Theme: Clinical Research Year: 2019
Models of care need continuous simplyfing in order to increase the treatment uptake among the
most marginalized PWID. Point of care (POC) test for HCV RNA has been shown to provide accurate
results within one hour enabling testing and prescription of treatment in one visit. The primary aim
of this study was to assess the utility of a point of care (POC) test for HCV in a mobile low threshold
This is a prospective cohort study where POC test for HCV RNA was performed on capillary blood
(GeneXpert® HCV Viral Load, response time 1 hour) by “Nurses on Wheels” in Oslo, a mobile
outreach clinic for PWID. Users were first screened for anti-HCV antibodies with an oral swab
(OraQuick®, response time 20 minutes). Those who were antibody positive and went on to have a
POC test were included. Participants gave written informed consent.
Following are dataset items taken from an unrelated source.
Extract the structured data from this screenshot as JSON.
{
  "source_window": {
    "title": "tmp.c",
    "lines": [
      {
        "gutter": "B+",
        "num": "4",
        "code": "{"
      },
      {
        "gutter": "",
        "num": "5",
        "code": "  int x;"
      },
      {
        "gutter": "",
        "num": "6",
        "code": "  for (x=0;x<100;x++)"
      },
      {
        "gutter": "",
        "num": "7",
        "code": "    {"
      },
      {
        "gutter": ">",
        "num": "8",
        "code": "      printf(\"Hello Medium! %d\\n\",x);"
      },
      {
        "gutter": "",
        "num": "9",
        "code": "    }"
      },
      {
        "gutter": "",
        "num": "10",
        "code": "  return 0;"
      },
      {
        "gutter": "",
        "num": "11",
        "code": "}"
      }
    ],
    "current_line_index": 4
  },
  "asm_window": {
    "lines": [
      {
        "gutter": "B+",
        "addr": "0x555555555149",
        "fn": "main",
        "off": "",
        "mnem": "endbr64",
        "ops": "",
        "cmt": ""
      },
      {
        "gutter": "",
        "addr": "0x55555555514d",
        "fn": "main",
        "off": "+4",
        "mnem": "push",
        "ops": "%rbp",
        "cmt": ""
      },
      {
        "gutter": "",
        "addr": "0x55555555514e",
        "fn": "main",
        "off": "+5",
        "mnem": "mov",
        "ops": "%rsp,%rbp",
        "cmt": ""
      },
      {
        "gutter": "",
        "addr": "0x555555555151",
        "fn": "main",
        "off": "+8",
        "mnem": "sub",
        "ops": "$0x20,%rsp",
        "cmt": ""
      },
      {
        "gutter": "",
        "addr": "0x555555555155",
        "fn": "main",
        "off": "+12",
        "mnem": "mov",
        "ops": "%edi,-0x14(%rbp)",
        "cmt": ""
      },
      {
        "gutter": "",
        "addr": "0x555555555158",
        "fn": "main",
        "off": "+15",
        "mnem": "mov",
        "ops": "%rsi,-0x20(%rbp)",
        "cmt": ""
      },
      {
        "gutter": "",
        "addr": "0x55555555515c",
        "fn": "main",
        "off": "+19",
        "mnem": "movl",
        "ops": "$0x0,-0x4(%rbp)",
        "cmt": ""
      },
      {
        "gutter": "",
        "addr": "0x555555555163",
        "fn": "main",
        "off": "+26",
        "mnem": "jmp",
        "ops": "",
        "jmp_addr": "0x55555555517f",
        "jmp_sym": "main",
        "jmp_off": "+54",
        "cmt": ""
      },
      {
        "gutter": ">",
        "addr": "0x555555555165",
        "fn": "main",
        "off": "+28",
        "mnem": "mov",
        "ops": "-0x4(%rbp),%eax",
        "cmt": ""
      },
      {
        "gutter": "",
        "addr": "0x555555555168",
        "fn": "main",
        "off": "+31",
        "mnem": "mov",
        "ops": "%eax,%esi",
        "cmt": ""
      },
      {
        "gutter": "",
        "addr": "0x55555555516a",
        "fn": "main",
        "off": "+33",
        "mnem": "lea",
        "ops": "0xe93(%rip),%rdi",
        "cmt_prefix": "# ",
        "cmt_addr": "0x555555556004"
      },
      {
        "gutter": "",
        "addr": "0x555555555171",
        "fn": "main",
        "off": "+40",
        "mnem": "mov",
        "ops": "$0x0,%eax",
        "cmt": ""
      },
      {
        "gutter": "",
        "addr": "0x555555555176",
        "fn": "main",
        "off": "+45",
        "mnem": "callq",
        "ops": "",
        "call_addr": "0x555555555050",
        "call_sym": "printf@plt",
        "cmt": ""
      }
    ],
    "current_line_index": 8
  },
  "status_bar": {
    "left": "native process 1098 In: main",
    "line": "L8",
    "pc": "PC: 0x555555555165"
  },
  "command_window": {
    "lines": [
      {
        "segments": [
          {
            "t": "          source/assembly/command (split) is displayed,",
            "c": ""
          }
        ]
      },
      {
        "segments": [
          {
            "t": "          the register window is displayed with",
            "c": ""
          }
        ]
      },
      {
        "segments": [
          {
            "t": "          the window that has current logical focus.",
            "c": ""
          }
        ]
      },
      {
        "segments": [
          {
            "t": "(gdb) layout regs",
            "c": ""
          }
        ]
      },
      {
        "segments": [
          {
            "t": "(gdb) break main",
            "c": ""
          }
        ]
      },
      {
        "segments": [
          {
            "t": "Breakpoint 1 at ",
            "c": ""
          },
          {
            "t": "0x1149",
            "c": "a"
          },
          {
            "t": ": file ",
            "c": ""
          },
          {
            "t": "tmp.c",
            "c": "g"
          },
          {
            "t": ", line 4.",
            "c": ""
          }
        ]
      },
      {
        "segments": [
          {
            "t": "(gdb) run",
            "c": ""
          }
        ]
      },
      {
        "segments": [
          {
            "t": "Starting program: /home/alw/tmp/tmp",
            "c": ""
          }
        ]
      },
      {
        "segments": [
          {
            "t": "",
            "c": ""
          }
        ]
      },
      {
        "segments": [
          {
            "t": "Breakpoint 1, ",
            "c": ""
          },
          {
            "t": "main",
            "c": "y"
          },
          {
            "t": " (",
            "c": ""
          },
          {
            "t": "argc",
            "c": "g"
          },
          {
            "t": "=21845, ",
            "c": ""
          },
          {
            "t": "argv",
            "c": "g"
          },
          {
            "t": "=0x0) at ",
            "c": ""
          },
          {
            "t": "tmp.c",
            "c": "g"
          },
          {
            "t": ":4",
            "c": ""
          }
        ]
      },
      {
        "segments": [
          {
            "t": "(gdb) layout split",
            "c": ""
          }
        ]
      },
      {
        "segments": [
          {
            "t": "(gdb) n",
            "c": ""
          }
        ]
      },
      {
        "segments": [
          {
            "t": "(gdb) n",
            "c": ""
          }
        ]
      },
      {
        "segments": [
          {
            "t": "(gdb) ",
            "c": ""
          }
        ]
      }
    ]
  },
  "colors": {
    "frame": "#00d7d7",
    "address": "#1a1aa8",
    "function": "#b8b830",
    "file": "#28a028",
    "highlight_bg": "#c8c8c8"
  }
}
We screened 46 users (mean age 38, range 20-59, 70% male) for anti-HCV antibodies. Twenty-five
patients (54 %) were positive (24% of those < 35 years) whereof none waited to have a POC performed. Within 8 weeks 8 patients were retrieved, included and had a POC test performed. Three had detectable HCV RNA. No patients waited at the service for the POC result but they were contacted afterwards. To date three have initiated HCV treatment. Conclusion: Difficulties in retaining patients at site after both antibody screening and POC testing greatly reduced the uptake to POC testing and made it impossible to profit from POC testing’s perhaps most important benefit of enabling testing and initiation of treatment in one visit. In our case this prompted an amendment to the protocol and hereafter all clients will be screened directly with the POC test. The challenge of retaining patients after the POC test remains. Disclosure of Interest Statement: GeneXpert® including test kits used in this study are donated by Bergmann Diagnostika.